NSW premier warns against Melbourne travel

The NSW premier has recommended against travelling to Melbourne or its outer-suburban hotspots amid an outbreak of COVID-19 cases in Victoria.

Victoria confirmed another 19 coronavirus cases on Sunday, 16 on Monday and 17 on Tuesday, taking to 193 the number of new cases over the past nine days.

NSW Premier Gladys Berejiklian has repeatedly criticised interstate travel restrictions imposed by states including South Australia and Queensland and this week said she would not agree to border closures with any of NSW’s neighbour states.

She nevertheless advised against travel to Melbourne, particularly its six current hotspots – the local government areas of Hume, Casey, Brimbank, Moreland, Cardinia and Darebin.

NSW recorded just one COVID-19 case – in a returned traveller in hotel quarantine – in the 24 hours to 8pm on Monday from more than 8000 tests.

Some 3150 COVID-19 cases have been reported in NSW to date, with no one in intensive care.

Ms Berejiklian again encouraged NSW residents to seek testing if they feel unwell.

“When back in March we had cases in excess of 200 (per day) in NSW, all of our borders remained open, and we’ve seen as the number of cases have reduced the ability of our health system to cope with reducing the spread,” Ms Berejiklian told reporters on Tuesday.

“As the NSW government and Victorian governments have both said, you should not be moving around the community if you live in one of those hotspots in Melbourne.
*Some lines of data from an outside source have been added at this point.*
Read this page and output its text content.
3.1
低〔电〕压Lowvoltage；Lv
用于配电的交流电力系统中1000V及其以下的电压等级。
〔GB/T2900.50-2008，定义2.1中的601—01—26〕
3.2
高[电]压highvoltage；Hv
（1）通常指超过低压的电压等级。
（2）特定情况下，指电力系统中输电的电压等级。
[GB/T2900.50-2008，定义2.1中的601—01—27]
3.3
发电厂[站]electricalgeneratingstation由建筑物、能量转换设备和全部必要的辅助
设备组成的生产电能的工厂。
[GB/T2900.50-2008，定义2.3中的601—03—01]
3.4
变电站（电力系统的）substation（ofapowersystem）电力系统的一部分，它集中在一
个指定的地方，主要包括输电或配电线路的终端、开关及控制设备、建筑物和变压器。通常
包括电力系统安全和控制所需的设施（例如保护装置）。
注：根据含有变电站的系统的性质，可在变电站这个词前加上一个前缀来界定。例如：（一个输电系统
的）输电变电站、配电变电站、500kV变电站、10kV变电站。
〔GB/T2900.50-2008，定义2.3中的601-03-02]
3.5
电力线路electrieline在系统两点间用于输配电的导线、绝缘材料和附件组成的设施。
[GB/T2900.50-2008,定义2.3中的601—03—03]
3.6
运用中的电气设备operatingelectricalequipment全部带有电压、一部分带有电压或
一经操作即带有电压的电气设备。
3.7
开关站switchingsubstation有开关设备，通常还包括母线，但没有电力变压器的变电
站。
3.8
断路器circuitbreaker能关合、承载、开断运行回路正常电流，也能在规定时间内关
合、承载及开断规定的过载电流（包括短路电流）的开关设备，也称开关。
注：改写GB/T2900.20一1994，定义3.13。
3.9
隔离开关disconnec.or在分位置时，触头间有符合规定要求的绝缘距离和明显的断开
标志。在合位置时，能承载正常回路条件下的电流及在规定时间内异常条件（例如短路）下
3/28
“If you are someone in NSW, you should not be going to any of those hotspots, full stop … (and) you should not be travelling to Melbourne at this time.”

She also encouraged NSW businesses to deny service to travellers from those hotspots.

Federal Health Minister Greg Hunt, meanwhile, said on Tuesday that Australia’s international borders would remain closed for “a very significant” amount of time as global coronavirus infection rates accelerate – potentially until a vaccine is secured.

The number of coronavirus infections around the world has now exceeded nine million.